In which the MSE is much smaller than mine ! Can you kindly help me find what is wrong with my code ?

set.seed(1)
cv.out = cv.glmnet(X.train,y.train, alpha = 0, nfolds = 10, lambda = seq(0, .1, length = 15)) #cv.glmnet will create it's own lambda sequency by default
plot(cv.out)
best.lambda = cv.out$lambda.min
best.lambda
log(best.lambda)

ridge.model = glmnet(X.train, y.train, alpha = 0, nlambda = 100)
ridge.pred = predict(ridge.model, s = best.lambda, newx = X.test)
ridge.testmse = mean((y.test - ridge.pred)^2)
predict(ridge.model, type = "coefficients", s = best.lambda)
ridge.testmse

My code for Lasso and elastic net is very similar. Thank you.

Best Answer

I think a quote from the accuracy section in the example you linked can be very informative (emphasis added):

OLS is ideal when the underlying relationship is Linear and we have n>>p. But if n is not much larger than p or p>n (unfeasible for OLS), there can be a lot of variability in the fit which can result in either overfitting and very poor predictive ability.

The Boston dataset has 506 observations of 14 variables. Therefore, we are in the case n>>p where OLS is said to be ideal. In other words, you don't have the problem that Lasso is intended to solve.

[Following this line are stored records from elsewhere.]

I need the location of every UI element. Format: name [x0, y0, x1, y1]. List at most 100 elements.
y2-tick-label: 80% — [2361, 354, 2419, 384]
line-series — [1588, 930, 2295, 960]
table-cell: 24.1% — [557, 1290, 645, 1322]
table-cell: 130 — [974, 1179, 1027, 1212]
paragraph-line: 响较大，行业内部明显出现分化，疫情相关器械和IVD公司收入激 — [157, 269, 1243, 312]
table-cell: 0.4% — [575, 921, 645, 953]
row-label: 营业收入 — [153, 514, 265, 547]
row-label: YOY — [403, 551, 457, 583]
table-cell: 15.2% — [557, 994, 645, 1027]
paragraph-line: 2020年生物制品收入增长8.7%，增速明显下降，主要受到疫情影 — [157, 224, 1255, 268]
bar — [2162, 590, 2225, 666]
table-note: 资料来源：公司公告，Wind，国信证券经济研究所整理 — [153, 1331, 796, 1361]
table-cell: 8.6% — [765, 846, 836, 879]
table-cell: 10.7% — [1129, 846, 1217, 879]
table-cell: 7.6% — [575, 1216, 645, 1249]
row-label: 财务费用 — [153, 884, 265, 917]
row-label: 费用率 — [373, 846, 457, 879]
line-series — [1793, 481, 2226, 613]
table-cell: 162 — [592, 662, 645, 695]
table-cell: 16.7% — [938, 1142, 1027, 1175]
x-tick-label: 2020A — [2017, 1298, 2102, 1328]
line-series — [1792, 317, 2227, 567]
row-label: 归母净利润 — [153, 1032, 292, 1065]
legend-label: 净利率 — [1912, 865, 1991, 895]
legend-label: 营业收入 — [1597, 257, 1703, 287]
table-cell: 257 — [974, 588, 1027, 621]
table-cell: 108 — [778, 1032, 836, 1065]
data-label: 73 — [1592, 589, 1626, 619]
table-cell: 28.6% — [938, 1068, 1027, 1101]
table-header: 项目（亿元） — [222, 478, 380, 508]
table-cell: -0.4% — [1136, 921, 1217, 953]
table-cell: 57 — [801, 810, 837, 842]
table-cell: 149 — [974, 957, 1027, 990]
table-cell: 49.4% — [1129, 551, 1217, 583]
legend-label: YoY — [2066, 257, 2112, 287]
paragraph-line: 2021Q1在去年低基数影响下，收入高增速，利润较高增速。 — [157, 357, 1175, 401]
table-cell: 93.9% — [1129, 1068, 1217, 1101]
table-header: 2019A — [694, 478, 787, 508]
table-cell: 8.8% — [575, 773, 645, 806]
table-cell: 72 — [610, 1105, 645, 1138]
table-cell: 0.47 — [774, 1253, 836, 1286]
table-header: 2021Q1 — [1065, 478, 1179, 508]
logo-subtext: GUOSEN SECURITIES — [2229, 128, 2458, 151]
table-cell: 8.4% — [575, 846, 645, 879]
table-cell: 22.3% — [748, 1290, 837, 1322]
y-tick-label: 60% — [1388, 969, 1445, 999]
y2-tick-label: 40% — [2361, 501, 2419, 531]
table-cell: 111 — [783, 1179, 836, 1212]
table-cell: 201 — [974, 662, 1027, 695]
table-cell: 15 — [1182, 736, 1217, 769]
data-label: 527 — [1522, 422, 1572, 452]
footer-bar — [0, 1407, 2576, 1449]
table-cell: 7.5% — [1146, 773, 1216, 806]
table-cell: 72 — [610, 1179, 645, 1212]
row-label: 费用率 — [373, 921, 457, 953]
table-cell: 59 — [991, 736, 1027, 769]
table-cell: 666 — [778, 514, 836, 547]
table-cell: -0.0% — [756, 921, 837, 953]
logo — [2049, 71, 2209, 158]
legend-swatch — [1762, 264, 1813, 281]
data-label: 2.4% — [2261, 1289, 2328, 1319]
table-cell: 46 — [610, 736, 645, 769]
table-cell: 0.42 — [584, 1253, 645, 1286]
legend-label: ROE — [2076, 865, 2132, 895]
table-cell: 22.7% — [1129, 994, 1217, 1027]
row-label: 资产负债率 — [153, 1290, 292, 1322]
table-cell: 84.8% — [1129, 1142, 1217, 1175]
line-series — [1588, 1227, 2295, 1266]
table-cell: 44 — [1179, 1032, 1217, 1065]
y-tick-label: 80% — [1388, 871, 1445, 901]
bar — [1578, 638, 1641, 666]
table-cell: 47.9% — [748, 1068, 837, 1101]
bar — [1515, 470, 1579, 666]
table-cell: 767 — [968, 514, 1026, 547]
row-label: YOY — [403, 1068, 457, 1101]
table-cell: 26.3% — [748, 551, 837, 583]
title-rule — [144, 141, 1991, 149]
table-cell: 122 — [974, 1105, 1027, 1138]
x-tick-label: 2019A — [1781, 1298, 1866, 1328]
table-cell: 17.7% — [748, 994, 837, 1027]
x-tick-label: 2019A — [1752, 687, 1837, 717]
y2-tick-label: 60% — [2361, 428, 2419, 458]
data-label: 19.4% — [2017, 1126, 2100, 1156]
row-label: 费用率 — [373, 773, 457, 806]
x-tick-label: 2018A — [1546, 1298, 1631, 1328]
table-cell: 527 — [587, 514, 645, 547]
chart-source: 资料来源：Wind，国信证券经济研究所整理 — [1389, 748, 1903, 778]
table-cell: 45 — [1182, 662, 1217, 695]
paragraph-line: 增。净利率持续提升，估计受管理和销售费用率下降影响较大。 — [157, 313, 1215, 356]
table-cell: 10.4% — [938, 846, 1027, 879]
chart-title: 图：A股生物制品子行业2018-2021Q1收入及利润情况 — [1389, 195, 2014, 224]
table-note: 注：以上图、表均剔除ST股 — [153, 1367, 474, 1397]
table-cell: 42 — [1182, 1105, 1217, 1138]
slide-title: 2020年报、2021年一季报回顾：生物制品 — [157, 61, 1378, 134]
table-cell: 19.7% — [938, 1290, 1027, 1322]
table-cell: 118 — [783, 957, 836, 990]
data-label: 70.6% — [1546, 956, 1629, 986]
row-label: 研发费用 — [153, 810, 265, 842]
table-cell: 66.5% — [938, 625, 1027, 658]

Furthermore, variable selection (like in Lasso) is useful when some predictors are not significant or predictors are highly correlated. In the Boston dataset most predictors are highly significant, correlation between them is moderate and VIFs aren't exaggerate. Thus, other circumstances that could make variable selection useful just don't hold here.